As witnesses to repeated breaches of human rights, we believe in the responsibility to document and to speak out against the mistreatment and negligence we repeatedly witness but often refuse to expose for fear of losing our presence. To remain silent is in direct conflict with all that we came here to do and only perpetuates the current climate of impunity.

Our voices are being silenced. It’s not just by authorities who have and still want to arrest us but by fellow volunteers, who are slowly emulating and sucking others into the very hierarchical structures and operational ways of INGOs they once claimed to detest. They fear speaking out, content with just delivering basic aid, celebrating their work, competing for donations, but neglecting their responsibility as witnesses.

The very same have repeatedly refused to make a collective stand and seem more interested in promoting their work than the malpractices and breaches happening daily. Who, as everyday witnesses, had the power to document but wilfully neglected their responsibility as observers of the crisis.

What is more, we are seeing arguments rooted in the issue of speaking out culminating in professionalism being sacrificed, while the hierarchical format allows for decisions that don’t best benefit those we are here to support.

At times, it seems as if we have forgotten that our permission to operate derives from the consent of the people we’ve come to help. Yet we rarely involve refugees in the choices we make and in our interactions they are reduced to passive recipients of our “assistance.” To distance ourselves from the people removes us from understanding their will.

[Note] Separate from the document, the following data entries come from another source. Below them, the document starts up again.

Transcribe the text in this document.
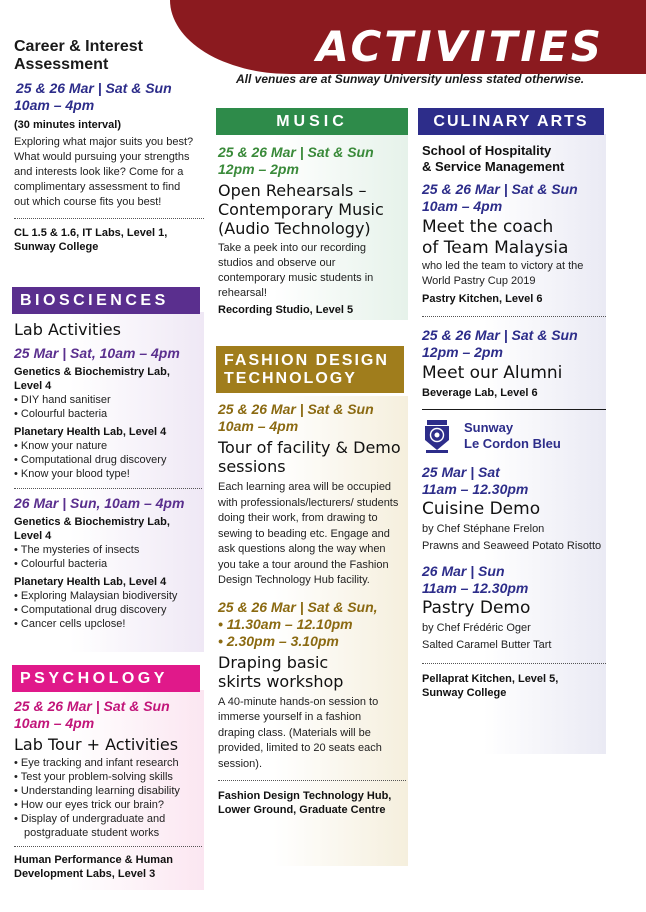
ACTIVITIES
All venues are at Sunway University unless stated otherwise.
Career & Interest
Assessment
25 & 26 Mar | Sat & Sun
10am – 4pm
(30 minutes interval)
Exploring what major suits you best? What would pursuing your strengths and interests look like? Come for a complimentary assessment to find out which course fits you best!
CL 1.5 & 1.6, IT Labs, Level 1,
Sunway College
BIOSCIENCES
Lab Activities
25 Mar | Sat, 10am – 4pm
Genetics & Biochemistry Lab,
Level 4
• DIY hand sanitiser
• Colourful bacteria
Planetary Health Lab, Level 4
• Know your nature
• Computational drug discovery
• Know your blood type!
26 Mar | Sun, 10am – 4pm
Genetics & Biochemistry Lab,
Level 4
• The mysteries of insects
• Colourful bacteria
Planetary Health Lab, Level 4
• Exploring Malaysian biodiversity
• Computational drug discovery
• Cancer cells upclose!
PSYCHOLOGY
25 & 26 Mar | Sat & Sun
10am – 4pm
Lab Tour + Activities
• Eye tracking and infant research
• Test your problem-solving skills
• Understanding learning disability
• How our eyes trick our brain?
• Display of undergraduate and
postgraduate student works
Human Performance & Human
Development Labs, Level 3
MUSIC
25 & 26 Mar | Sat & Sun
12pm – 2pm
Open Rehearsals –
Contemporary Music
(Audio Technology)
Take a peek into our recording studios and observe our contemporary music students in rehearsal!
Recording Studio, Level 5
FASHION DESIGN
TECHNOLOGY
25 & 26 Mar | Sat & Sun
10am – 4pm
Tour of facility & Demo
sessions
Each learning area will be occupied with professionals/lecturers/ students doing their work, from drawing to sewing to beading etc. Engage and ask questions along the way when you take a tour around the Fashion Design Technology Hub facility.
25 & 26 Mar | Sat & Sun,
• 11.30am – 12.10pm
• 2.30pm – 3.10pm
Draping basic
skirts workshop
A 40-minute hands-on session to immerse yourself in a fashion draping class. (Materials will be provided, limited to 20 seats each session).
Fashion Design Technology Hub,
Lower Ground, Graduate Centre
CULINARY ARTS
School of Hospitality
& Service Management
25 & 26 Mar | Sat & Sun
10am – 4pm
Meet the coach
of Team Malaysia
who led the team to victory at the World Pastry Cup 2019
Pastry Kitchen, Level 6
25 & 26 Mar | Sat & Sun
12pm – 2pm
Meet our Alumni
Beverage Lab, Level 6
Sunway
Le Cordon Bleu
25 Mar | Sat
11am – 12.30pm
Cuisine Demo
by Chef Stéphane Frelon
Prawns and Seaweed Potato Risotto
26 Mar | Sun
11am – 12.30pm
Pastry Demo
by Chef Frédéric Oger
Salted Caramel Butter Tart
Pellaprat Kitchen, Level 5,
Sunway College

Instead, amid the smiling selfies with orphaned children and pats on our backs, all too often we hear volunteers celebrate their “amazing experience.” It is not a social badge of honor for you to wear or post on your Facebook when you go home. It is not about the amazing volunteers. This is not amazing, it will never be amazing. This is a tragedy. And we’re a part of it.

We do not claim to have the answers. But the absence of a conversation endangers the very essence of what made volunteers different to those actors who consistently fail to fulfill their humanitarian mandate. It is our flexibility, independence, creativity and above all a sense of injustice that has allowed us to build rescue teams, schools, kitchens, women’s shelters or legal teams; to provide immediate and effective support to vulnerable persons abandoned in the squalor of the camps and, ever more importantly, establish a record of accountability. In short, it endangers the unique work of independent volunteers.

Our hands are not tied if we don’t want them to be. In this tragedy we are all inadvertently political actors.

By already being willing to help, you have taken a political stand.

We mustn’t forget many of the refugees who have become our friends, in many cases our co-volunteers, came here because they told the truth, they fought for freedom, against repression. For us not to do the same is simply a dishonor to them.

This is a call for all volunteers involved in the refugee crisis to recover the spirit of questioning, the one that brought us to support those that Europe shut out. At times, maybe the answers will be uncomfortable, lead us to fundamentally change how we work, or even question our own existence.

The time has come to demand accountability from the authorities and support integration, psychosocial, legal or media projects that truly empower the refugee community.

The views expressed in this article belong to the authors and do not necessarily reflect those of Refugees Deeply.